In releasing the report of the Task Force on the National Infrastructure
Pipeline (NIP) for 2019-25 at a press conference on the last day of 2019, Finance Minister Nirmala Sitharaman sent out two important messages. One, she made it clear that she had no problem in meeting the media just about a month before presenting the Union Budget for 2020-21. Two, given the state of the economy, she saw no reason to delay any further in letting the nation know what a group of senior government officials had recommended to revive investment in the infrastructure
Finance ministers and the finance ministry usually stay out of bounds for the media in the run up to the Budget. It is rare that anyone in the finance ministry, let alone the finance minister, holds a press conference when only about four weeks are left for the Budget to be presented. There are concerns over Budget confidentiality and all necessary steps are taken to maintain secrecy over what the government plans to announce in the Budget. Hence, press conferences about a month before the Budget are avoided. The only justification for holding it now would have been to send out a signal to everyone that the government was serious about the need to invest more in the infrastructure
In the process, however, the report of the NIP Task Force may have dropped a few significant hints about the kind of Budget that the government was likely to present on February 1. For instance, the Task Force estimates that the nominal growth of gross domestic product (GDP) in 2019-20 will be about 8 per cent, sharply down from the earlier estimate of 12 per cent. In nominal terms, GDP in 2019-20 is projected at Rs 205.37 trillion, compared to Rs 190 trillion in 2018-19. What’s more, nominal GDP, according to the Task Force, is expected to grow by 10.5 per cent in 2020-21 and by 12 per cent in 2021-22.

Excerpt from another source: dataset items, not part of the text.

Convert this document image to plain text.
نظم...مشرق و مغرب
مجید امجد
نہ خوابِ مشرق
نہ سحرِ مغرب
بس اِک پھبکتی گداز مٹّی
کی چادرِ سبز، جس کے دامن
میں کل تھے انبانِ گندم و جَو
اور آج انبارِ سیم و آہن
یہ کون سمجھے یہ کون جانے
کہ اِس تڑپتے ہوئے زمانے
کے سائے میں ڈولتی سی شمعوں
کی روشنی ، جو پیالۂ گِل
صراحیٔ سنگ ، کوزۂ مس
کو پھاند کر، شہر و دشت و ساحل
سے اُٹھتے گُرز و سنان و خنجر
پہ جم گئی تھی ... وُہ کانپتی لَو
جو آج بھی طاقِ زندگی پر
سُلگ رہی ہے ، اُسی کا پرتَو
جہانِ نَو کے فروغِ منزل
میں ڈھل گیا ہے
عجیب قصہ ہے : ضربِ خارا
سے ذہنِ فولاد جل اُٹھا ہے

Remember that the Task Force is headed by Economic Affairs Secretary Atanu Chakraborty, with the NITI Aayog CEO and other secretaries in the finance ministry as well as other administrative ministries as members. Don’t those numbers then give you a broad idea of the prevailing economic growth scenario in which the Budget for next year is being formulated? Everyone knows that economic growth is slowing, but nobody in the government,until the release of the report, had stated that the 2019-20 nominal growth would be just 8 per cent, with an obvious adverse impact on the government’s tax revenues.

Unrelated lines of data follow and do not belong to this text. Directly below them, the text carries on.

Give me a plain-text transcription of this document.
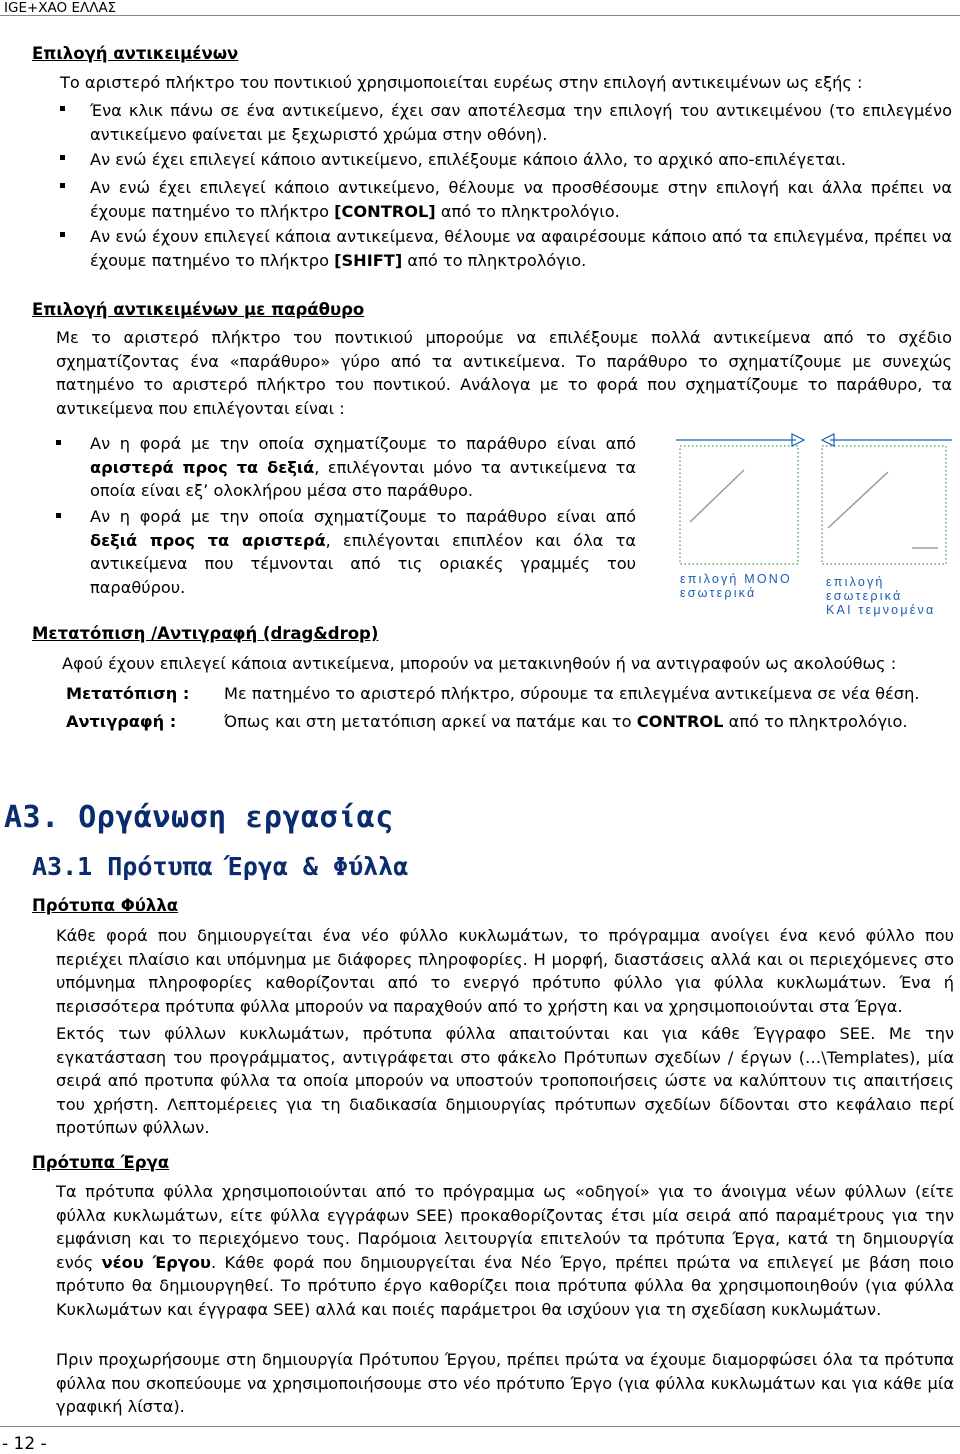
IGE+XAO ΕΛΛΑΣ
Επιλογή αντικειμένων
Το αριστερό πλήκτρο του ποντικιού χρησιμοποιείται ευρέως στην επιλογή αντικειμένων ως εξής :
Ένα κλικ πάνω σε ένα αντικείμενο, έχει σαν αποτέλεσμα την επιλογή του αντικειμένου (το επιλεγμένο αντικείμενο φαίνεται με ξεχωριστό χρώμα στην οθόνη).
Αν ενώ έχει επιλεγεί κάποιο αντικείμενο, επιλέξουμε κάποιο άλλο, το αρχικό απο-επιλέγεται.
Αν ενώ έχει επιλεγεί κάποιο αντικείμενο, θέλουμε να προσθέσουμε στην επιλογή και άλλα πρέπει να έχουμε πατημένο το πλήκτρο [CONTROL] από το πληκτρολόγιο.
Αν ενώ έχουν επιλεγεί κάποια αντικείμενα, θέλουμε να αφαιρέσουμε κάποιο από τα επιλεγμένα, πρέπει να έχουμε πατημένο το πλήκτρο [SHIFT] από το πληκτρολόγιο.
Επιλογή αντικειμένων με παράθυρο
Με το αριστερό πλήκτρο του ποντικιού μπορούμε να επιλέξουμε πολλά αντικείμενα από το σχέδιο σχηματίζοντας ένα «παράθυρο» γύρο από τα αντικείμενα. Το παράθυρο το σχηματίζουμε με συνεχώς πατημένο το αριστερό πλήκτρο του ποντικού. Ανάλογα με το φορά που σχηματίζουμε το παράθυρο, τα αντικείμενα που επιλέγονται είναι :
Αν η φορά με την οποία σχηματίζουμε το παράθυρο είναι από αριστερά προς τα δεξιά, επιλέγονται μόνο τα αντικείμενα τα οποία είναι εξ’ ολοκλήρου μέσα στο παράθυρο.
Αν η φορά με την οποία σχηματίζουμε το παράθυρο είναι από δεξιά προς τα αριστερά, επιλέγονται επιπλέον και όλα τα αντικείμενα που τέμνονται από τις οριακές γραμμές του παραθύρου.	επιλογή ΜΟΝΟ
εσωτερικά
επιλογή εσωτερικά
ΚΑΙ τεμνομένα
Μετατόπιση /Αντιγραφή (drag&drop)
Αφού έχουν επιλεγεί κάποια αντικείμενα, μπορούν να μετακινηθούν ή να αντιγραφούν ως ακολούθως :
Μετατόπιση : Με πατημένο το αριστερό πλήκτρο, σύρουμε τα επιλεγμένα αντικείμενα σε νέα θέση.
Αντιγραφή :	Όπως και στη μετατόπιση αρκεί να πατάμε και το CONTROL από το πληκτρολόγιο.
A3. Οργάνωση εργασίας
A3.1 Πρότυπα Έργα & Φύλλα
Πρότυπα Φύλλα
Κάθε φορά που δημιουργείται ένα νέο φύλλο κυκλωμάτων, το πρόγραμμα ανοίγει ένα κενό φύλλο που περιέχει πλαίσιο και υπόμνημα με διάφορες πληροφορίες. Η μορφή, διαστάσεις αλλά και οι περιεχόμενες στο υπόμνημα πληροφορίες καθορίζονται από το ενεργό πρότυπο φύλλο για φύλλα κυκλωμάτων. Ένα ή περισσότερα πρότυπα φύλλα μπορούν να παραχθούν από το χρήστη και να χρησιμοποιούνται στα Έργα.
Εκτός των φύλλων κυκλωμάτων, πρότυπα φύλλα απαιτούνται και για κάθε Έγγραφο SEE. Με την εγκατάσταση του προγράμματος, αντιγράφεται στο φάκελο Πρότυπων σχεδίων / έργων (…\Templates), μία σειρά από προτυπα φύλλα τα οποία μπορούν να υποστούν τροποποιήσεις ώστε να καλύπτουν τις απαιτήσεις του χρήστη. Λεπτομέρειες για τη διαδικασία δημιουργίας πρότυπων σχεδίων δίδονται στο κεφάλαιο περί προτύπων φύλλων.
Πρότυπα Έργα
Τα πρότυπα φύλλα χρησιμοποιούνται από το πρόγραμμα ως «οδηγοί» για το άνοιγμα νέων φύλλων (είτε φύλλα κυκλωμάτων, είτε φύλλα εγγράφων SEE) προκαθορίζοντας έτσι μία σειρά από παραμέτρους για την εμφάνιση και το περιεχόμενο τους. Παρόμοια λειτουργία επιτελούν τα πρότυπα Έργα, κατά τη δημιουργία ενός νέου Έργου. Κάθε φορά που δημιουργείται ένα Νέο Έργο, πρέπει πρώτα να επιλεγεί με βάση ποιο πρότυπο θα δημιουργηθεί. Το πρότυπο έργο καθορίζει ποια πρότυπα φύλλα θα χρησιμοποιηθούν (για φύλλα Κυκλωμάτων και έγγραφα SEE) αλλά και ποιές παράμετροι θα ισχύουν για τη σχεδίαση κυκλωμάτων.
Πριν προχωρήσουμε στη δημιουργία Πρότυπου Έργου, πρέπει πρώτα να έχουμε διαμορφώσει όλα τα πρότυπα φύλλα που σκοπεύουμε να χρησιμοποιήσουμε στο νέο πρότυπο Έργο (για φύλλα κυκλωμάτων και για κάθε μία γραφική λίστα).
- 12 -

The report of the NIP Task Force also reveals what the next Budget could do for the infrastructure sector. The Union government’s gross budgetary support for the infrastructure sector in 2018-19 was estimated at Rs 1.39 trillion, which was about 44 per cent of the government’s total budgetary support for all capital expenditure under different heads. In 2019-20, the share of budgetary support for infrastructure in the gross budgetary support for total capital expenditure was 45 per cent, or about Rs 1.53 trillion. The Task Force has put the required figure for budgetary support for infrastructure in 2020-21 at Rs 1.86 trillion. If the share of 44-45 per cent is maintained next year as well, then the Union government’s gross budgetary support for capital expenditure should go up by 22 per cent to Rs 4.13 trillion. Any increase that is lower than 22 per cent, therefore, would imply that the finance ministry has not accepted the report of its own committee.
The NIP Task Force also notes that the government’s total outlay for the infrastructure sector should go up from Rs 3.77 trillion in 2019-20 to Rs 4.58 trillion, an increase of 21 per cent. This will be an ambitious goal as the total outlay for the infrastructure sector in 2019-20 had increased by only 6.5 per cent.

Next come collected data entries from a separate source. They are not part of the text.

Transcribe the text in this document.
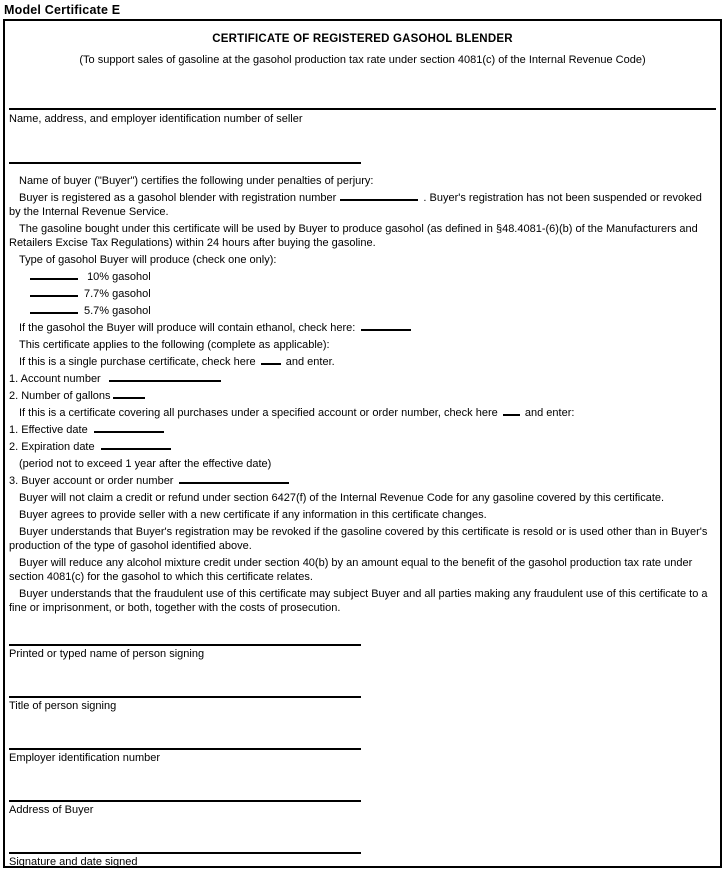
Model Certificate E
CERTIFICATE OF REGISTERED GASOHOL BLENDER
(To support sales of gasoline at the gasohol production tax rate under section 4081(c) of the Internal Revenue Code)
Name, address, and employer identification number of seller

Name of buyer ("Buyer") certifies the following under penalties of perjury:

Buyer is registered as a gasohol blender with registration number	. Buyer's registration has not been suspended or revoked by the Internal Revenue Service.

The gasoline bought under this certificate will be used by Buyer to produce gasohol (as defined in §48.4081-(6)(b) of the Manufacturers and Retailers Excise Tax Regulations) within 24 hours after buying the gasoline.

Type of gasohol Buyer will produce (check one only):

10% gasohol

7.7% gasohol

5.7% gasohol

If the gasohol the Buyer will produce will contain ethanol, check here:

This certificate applies to the following (complete as applicable):

If this is a single purchase certificate, check here	and enter.

1. Account number

2. Number of gallons

If this is a certificate covering all purchases under a specified account or order number, check here and enter:

1. Effective date

2. Expiration date

(period not to exceed 1 year after the effective date)

3. Buyer account or order number

Buyer will not claim a credit or refund under section 6427(f) of the Internal Revenue Code for any gasoline covered by this certificate.

Buyer agrees to provide seller with a new certificate if any information in this certificate changes.

Buyer understands that Buyer's registration may be revoked if the gasoline covered by this certificate is resold or is used other than in Buyer's production of the type of gasohol identified above.

Buyer will reduce any alcohol mixture credit under section 40(b) by an amount equal to the benefit of the gasohol production tax rate under section 4081(c) for the gasohol to which this certificate relates.

Buyer understands that the fraudulent use of this certificate may subject Buyer and all parties making any fraudulent use of this certificate to a fine or imprisonment, or both, together with the costs of prosecution.

Printed or typed name of person signing
Title of person signing
Employer identification number
Address of Buyer
Signature and date signed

The share of total government outlay for infrastructure in the government’s total capital expenditure (including internal and extra-budgetary resources of public sector undertakings including the Indian Railways) has hovered between 38 and 43 per cent. If this share is maintained in 2020-21, then the Budget for next year has to provide for a 21 per cent increase in the government’s total capital expenditure to Rs 10.65 trillion.
All these numbers suggest that the NIP Task Force has been quite aggressive in asking for a sharp increase in the allocation of government funds for the infrastructure sector in the coming year. Can the government afford to ignore the demand for higher financial outlay for the infrastructure sector? And was the decision to release the NIP Task Force’s report at a news conference, just days before the Budget, aimed at putting more pressure on influential sections within the government to accept the need for spending more and easing the fiscal consolidation targets?